How to prove that if $A$ is a square matrix on $\mathbb{R}$, $A$ is nilpotent, then trace($A$)=0

Question

I need some help, I need to prove the following: Let $A$ be a square matrix on $\mathbb{R}$, if $A$ is nilpotent then Trace($A$)=0

I have seen some results for complex entries of the matrix, but what happens with real entries?

I write this because it has been difficult to understand the other answers some people have written on this website, thanks!

Answer 1

Observe that $A\in M(n,\mathbb R)\subset M(n,\mathbb C)$ So trace of $A$ remains the same whether we view it as an element of $M(n,\mathbb R)$ or of $M(n,\mathbb C)$. Lets us see $A$ as a matrix from $M(n,\mathbb C)$.Then Trace of a matrix is sum of all the eigenvalues of the matrix taken with multiplicity . (all the n eigenvalues of A)

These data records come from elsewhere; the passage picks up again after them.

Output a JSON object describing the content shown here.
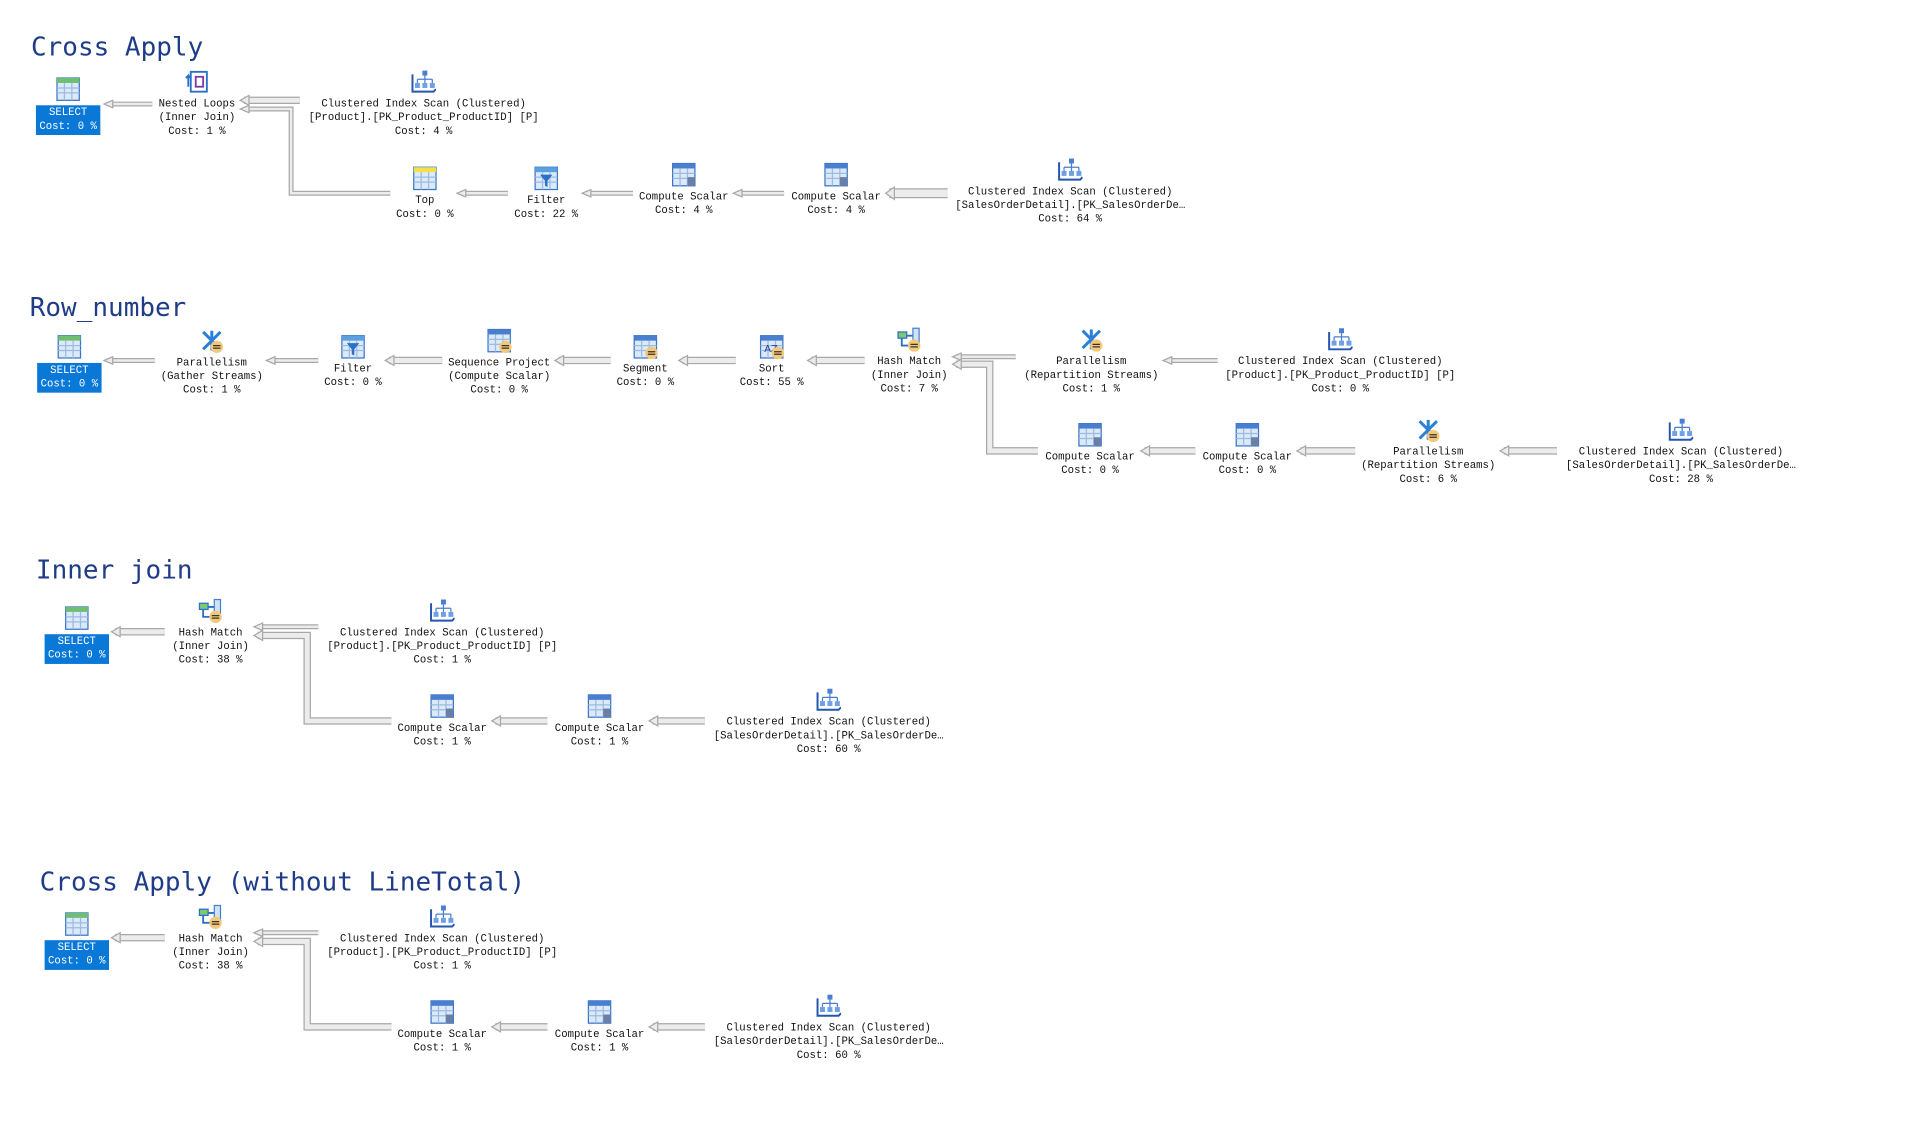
{
  "colors": {
    "title": "#1f3c88",
    "select_highlight": "#0a78d7",
    "arrow": "#a8a8a8"
  },
  "sections": [
    {
      "title": "Cross Apply",
      "nodes": [
        {
          "icon": "select-icon",
          "lines": [
            "SELECT",
            "Cost: 0 %"
          ],
          "selected": true
        },
        {
          "icon": "nested-loops-icon",
          "lines": [
            "Nested Loops",
            "(Inner Join)",
            "Cost: 1 %"
          ]
        },
        {
          "icon": "clustered-index-scan-icon",
          "lines": [
            "Clustered Index Scan (Clustered)",
            "[Product].[PK_Product_ProductID] [P]",
            "Cost: 4 %"
          ]
        },
        {
          "icon": "top-icon",
          "lines": [
            "Top",
            "Cost: 0 %"
          ]
        },
        {
          "icon": "filter-icon",
          "lines": [
            "Filter",
            "Cost: 22 %"
          ]
        },
        {
          "icon": "compute-scalar-icon",
          "lines": [
            "Compute Scalar",
            "Cost: 4 %"
          ]
        },
        {
          "icon": "compute-scalar-icon",
          "lines": [
            "Compute Scalar",
            "Cost: 4 %"
          ]
        },
        {
          "icon": "clustered-index-scan-icon",
          "lines": [
            "Clustered Index Scan (Clustered)",
            "[SalesOrderDetail].[PK_SalesOrderDe…",
            "Cost: 64 %"
          ]
        }
      ]
    },
    {
      "title": "Row_number",
      "nodes": [
        {
          "icon": "select-icon",
          "lines": [
            "SELECT",
            "Cost: 0 %"
          ],
          "selected": true
        },
        {
          "icon": "parallelism-gather-icon",
          "lines": [
            "Parallelism",
            "(Gather Streams)",
            "Cost: 1 %"
          ]
        },
        {
          "icon": "filter-icon",
          "lines": [
            "Filter",
            "Cost: 0 %"
          ]
        },
        {
          "icon": "sequence-project-icon",
          "lines": [
            "Sequence Project",
            "(Compute Scalar)",
            "Cost: 0 %"
          ]
        },
        {
          "icon": "segment-icon",
          "lines": [
            "Segment",
            "Cost: 0 %"
          ]
        },
        {
          "icon": "sort-icon",
          "lines": [
            "Sort",
            "Cost: 55 %"
          ]
        },
        {
          "icon": "hash-match-icon",
          "lines": [
            "Hash Match",
            "(Inner Join)",
            "Cost: 7 %"
          ]
        },
        {
          "icon": "parallelism-repartition-icon",
          "lines": [
            "Parallelism",
            "(Repartition Streams)",
            "Cost: 1 %"
          ]
        },
        {
          "icon": "clustered-index-scan-icon",
          "lines": [
            "Clustered Index Scan (Clustered)",
            "[Product].[PK_Product_ProductID] [P]",
            "Cost: 0 %"
          ]
        },
        {
          "icon": "compute-scalar-icon",
          "lines": [
            "Compute Scalar",
            "Cost: 0 %"
          ]
        },
        {
          "icon": "compute-scalar-icon",
          "lines": [
            "Compute Scalar",
            "Cost: 0 %"
          ]
        },
        {
          "icon": "parallelism-repartition-icon",
          "lines": [
            "Parallelism",
            "(Repartition Streams)",
            "Cost: 6 %"
          ]
        },
        {
          "icon": "clustered-index-scan-icon",
          "lines": [
            "Clustered Index Scan (Clustered)",
            "[SalesOrderDetail].[PK_SalesOrderDe…",
            "Cost: 28 %"
          ]
        }
      ]
    },
    {
      "title": "Inner join",
      "nodes": [
        {
          "icon": "select-icon",
          "lines": [
            "SELECT",
            "Cost: 0 %"
          ],
          "selected": true
        },
        {
          "icon": "hash-match-icon",
          "lines": [
            "Hash Match",
            "(Inner Join)",
            "Cost: 38 %"
          ]
        },
        {
          "icon": "clustered-index-scan-icon",
          "lines": [
            "Clustered Index Scan (Clustered)",
            "[Product].[PK_Product_ProductID] [P]",
            "Cost: 1 %"
          ]
        },
        {
          "icon": "compute-scalar-icon",
          "lines": [
            "Compute Scalar",
            "Cost: 1 %"
          ]
        },
        {
          "icon": "compute-scalar-icon",
          "lines": [
            "Compute Scalar",
            "Cost: 1 %"
          ]
        },
        {
          "icon": "clustered-index-scan-icon",
          "lines": [
            "Clustered Index Scan (Clustered)",
            "[SalesOrderDetail].[PK_SalesOrderDe…",
            "Cost: 60 %"
          ]
        }
      ]
    },
    {
      "title": "Cross Apply (without LineTotal)",
      "nodes": [
        {
          "icon": "select-icon",
          "lines": [
            "SELECT",
            "Cost: 0 %"
          ],
          "selected": true
        },
        {
          "icon": "hash-match-icon",
          "lines": [
            "Hash Match",
            "(Inner Join)",
            "Cost: 38 %"
          ]
        },
        {
          "icon": "clustered-index-scan-icon",
          "lines": [
            "Clustered Index Scan (Clustered)",
            "[Product].[PK_Product_ProductID] [P]",
            "Cost: 1 %"
          ]
        },
        {
          "icon": "compute-scalar-icon",
          "lines": [
            "Compute Scalar",
            "Cost: 1 %"
          ]
        },
        {
          "icon": "compute-scalar-icon",
          "lines": [
            "Compute Scalar",
            "Cost: 1 %"
          ]
        },
        {
          "icon": "clustered-index-scan-icon",
          "lines": [
            "Clustered Index Scan (Clustered)",
            "[SalesOrderDetail].[PK_SalesOrderDe…",
            "Cost: 60 %"
          ]
        }
      ]
    }
  ]
}
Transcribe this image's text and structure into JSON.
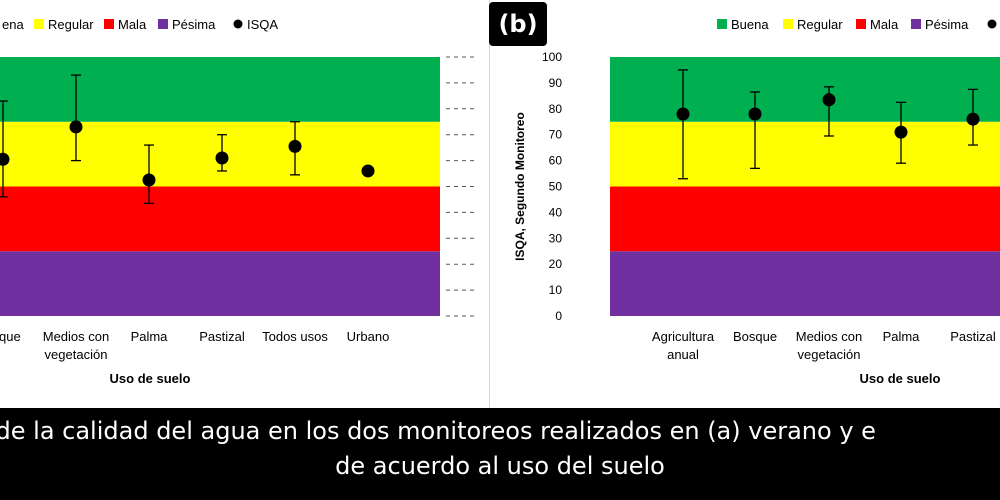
{
  "caption": {
    "line1": "ón de la calidad del agua en los dos monitoreos realizados en (a) verano y e",
    "line2": "de acuerdo al uso del suelo"
  },
  "panel_b_label": "(b)",
  "bands": [
    {
      "name": "Pésima",
      "from": 0,
      "to": 25,
      "color": "#7030A0"
    },
    {
      "name": "Mala",
      "from": 25,
      "to": 50,
      "color": "#FF0000"
    },
    {
      "name": "Regular",
      "from": 50,
      "to": 75,
      "color": "#FFFF00"
    },
    {
      "name": "Buena",
      "from": 75,
      "to": 100,
      "color": "#00B050"
    }
  ],
  "chart_data": [
    {
      "type": "scatter",
      "panel": "a",
      "xlabel": "Uso de suelo",
      "ylabel": "",
      "ylim": [
        0,
        100
      ],
      "legend": [
        {
          "label": "ena",
          "color": "#00B050",
          "marker": "square"
        },
        {
          "label": "Regular",
          "color": "#FFFF00",
          "marker": "square"
        },
        {
          "label": "Mala",
          "color": "#FF0000",
          "marker": "square"
        },
        {
          "label": "Pésima",
          "color": "#7030A0",
          "marker": "square"
        },
        {
          "label": "ISQA",
          "color": "#000000",
          "marker": "circle"
        }
      ],
      "categories": [
        {
          "label": [
            "osque"
          ],
          "mean": 60.5,
          "low": 46,
          "high": 83
        },
        {
          "label": [
            "Medios con",
            "vegetación"
          ],
          "mean": 73,
          "low": 60,
          "high": 93
        },
        {
          "label": [
            "Palma"
          ],
          "mean": 52.5,
          "low": 43.5,
          "high": 66
        },
        {
          "label": [
            "Pastizal"
          ],
          "mean": 61,
          "low": 56,
          "high": 70
        },
        {
          "label": [
            "Todos usos"
          ],
          "mean": 65.5,
          "low": 54.5,
          "high": 75
        },
        {
          "label": [
            "Urbano"
          ],
          "mean": 56,
          "low": null,
          "high": null
        }
      ]
    },
    {
      "type": "scatter",
      "panel": "b",
      "xlabel": "Uso de suelo",
      "ylabel": "ISQA, Segundo Monitoreo",
      "ylim": [
        0,
        100
      ],
      "yticks": [
        "0",
        "10",
        "20",
        "30",
        "40",
        "50",
        "60",
        "70",
        "80",
        "90",
        "100"
      ],
      "legend": [
        {
          "label": "Buena",
          "color": "#00B050",
          "marker": "square"
        },
        {
          "label": "Regular",
          "color": "#FFFF00",
          "marker": "square"
        },
        {
          "label": "Mala",
          "color": "#FF0000",
          "marker": "square"
        },
        {
          "label": "Pésima",
          "color": "#7030A0",
          "marker": "square"
        },
        {
          "label": "I",
          "color": "#000000",
          "marker": "circle"
        }
      ],
      "categories": [
        {
          "label": [
            "Agricultura",
            "anual"
          ],
          "mean": 78,
          "low": 53,
          "high": 95
        },
        {
          "label": [
            "Bosque"
          ],
          "mean": 78,
          "low": 57,
          "high": 86.5
        },
        {
          "label": [
            "Medios con",
            "vegetación"
          ],
          "mean": 83.5,
          "low": 69.5,
          "high": 88.5
        },
        {
          "label": [
            "Palma"
          ],
          "mean": 71,
          "low": 59,
          "high": 82.5
        },
        {
          "label": [
            "Pastizal"
          ],
          "mean": 76,
          "low": 66,
          "high": 87.5
        }
      ]
    }
  ]
}
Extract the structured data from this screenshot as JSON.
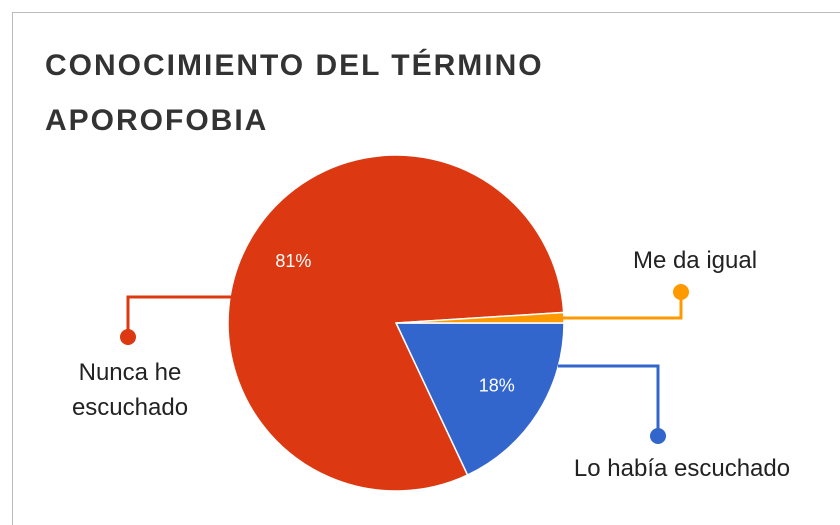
{
  "chart_data": {
    "type": "pie",
    "title": "CONOCIMIENTO DEL TÉRMINO APOROFOBIA",
    "categories": [
      "Lo había escuchado",
      "Nunca he escuchado",
      "Me da igual"
    ],
    "values": [
      18,
      81,
      1
    ],
    "value_labels": [
      "18%",
      "81%",
      null
    ],
    "colors": [
      "#3366cc",
      "#dc3912",
      "#ff9900"
    ]
  }
}
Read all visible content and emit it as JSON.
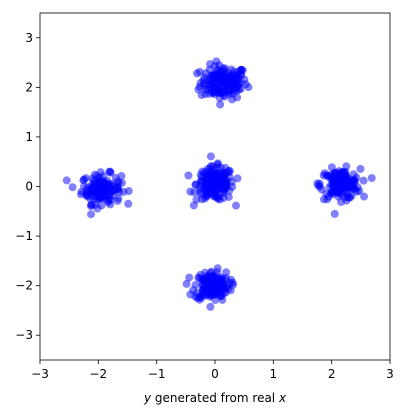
{
  "chart_data": {
    "type": "scatter",
    "title": "",
    "xlabel": {
      "prefix": "y",
      "middle": " generated from real ",
      "suffix": "x"
    },
    "ylabel": "",
    "xlim": [
      -3,
      3
    ],
    "ylim": [
      -3.5,
      3.5
    ],
    "x_ticks": [
      -3,
      -2,
      -1,
      0,
      1,
      2,
      3
    ],
    "y_ticks": [
      -3,
      -2,
      -1,
      0,
      1,
      2,
      3
    ],
    "grid": false,
    "legend": "none",
    "colors": {
      "points": "#0000ff",
      "point_opacity": 0.5,
      "frame": "#000000"
    },
    "clusters": [
      {
        "center": [
          0.15,
          2.1
        ],
        "spread": [
          0.2,
          0.17
        ],
        "count": 160
      },
      {
        "center": [
          -1.95,
          -0.05
        ],
        "spread": [
          0.17,
          0.15
        ],
        "count": 140
      },
      {
        "center": [
          0.0,
          0.05
        ],
        "spread": [
          0.16,
          0.17
        ],
        "count": 180
      },
      {
        "center": [
          2.15,
          0.05
        ],
        "spread": [
          0.17,
          0.15
        ],
        "count": 140
      },
      {
        "center": [
          -0.05,
          -2.0
        ],
        "spread": [
          0.15,
          0.15
        ],
        "count": 150
      }
    ]
  }
}
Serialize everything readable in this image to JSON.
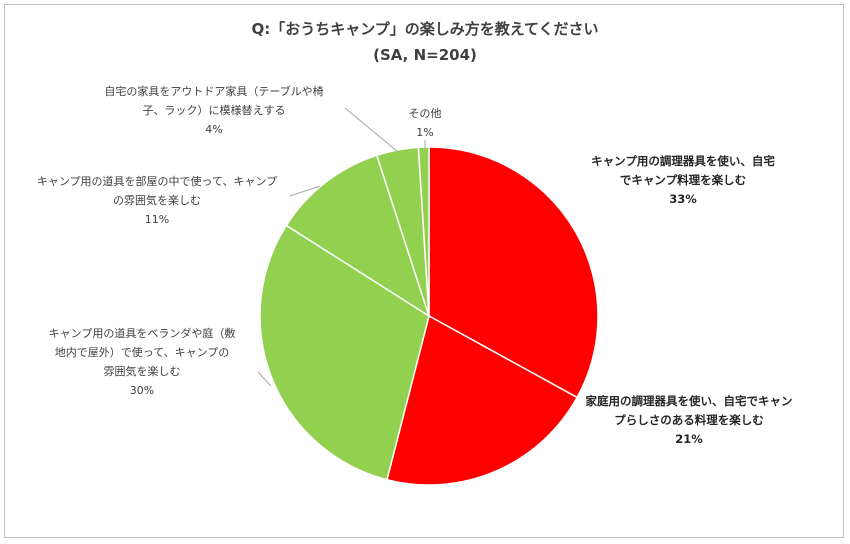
{
  "chart_data": {
    "type": "pie",
    "title": "Q:「おうちキャンプ」の楽しみ方を教えてください",
    "subtitle": "(SA, N=204)",
    "slices": [
      {
        "label": "キャンプ用の調理器具を使い、自宅でキャンプ料理を楽しむ",
        "label_lines": [
          "キャンプ用の調理器具を使い、自宅",
          "でキャンプ料理を楽しむ"
        ],
        "value": 33,
        "value_label": "33%",
        "color": "#ff0000"
      },
      {
        "label": "家庭用の調理器具を使い、自宅でキャンプらしさのある料理を楽しむ",
        "label_lines": [
          "家庭用の調理器具を使い、自宅でキャン",
          "プらしさのある料理を楽しむ"
        ],
        "value": 21,
        "value_label": "21%",
        "color": "#ff0000"
      },
      {
        "label": "キャンプ用の道具をベランダや庭（敷地内で屋外）で使って、キャンプの雰囲気を楽しむ",
        "label_lines": [
          "キャンプ用の道具をベランダや庭（敷",
          "地内で屋外）で使って、キャンプの",
          "雰囲気を楽しむ"
        ],
        "value": 30,
        "value_label": "30%",
        "color": "#92d050"
      },
      {
        "label": "キャンプ用の道具を部屋の中で使って、キャンプの雰囲気を楽しむ",
        "label_lines": [
          "キャンプ用の道具を部屋の中で使って、キャンプ",
          "の雰囲気を楽しむ"
        ],
        "value": 11,
        "value_label": "11%",
        "color": "#92d050"
      },
      {
        "label": "自宅の家具をアウトドア家具（テーブルや椅子、ラック）に模様替えする",
        "label_lines": [
          "自宅の家具をアウトドア家具（テーブルや椅",
          "子、ラック）に模様替えする"
        ],
        "value": 4,
        "value_label": "4%",
        "color": "#92d050"
      },
      {
        "label": "その他",
        "label_lines": [
          "その他"
        ],
        "value": 1,
        "value_label": "1%",
        "color": "#92d050"
      }
    ],
    "legend": "none"
  }
}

Eigenvalues of nilpotent matrices are zero.(why?)

$A$ is a nilpotent matrix that is $\exists m>0$ such that $A^m=0$. If $\lambda$ is an eigenvalue of $A$ then there is a vector $v \not = 0$ such that $$A(v)=\lambda v \implies A^m(v)=\lambda^mv=0 \implies \lambda=0$$ So all Eigenvalues are zero.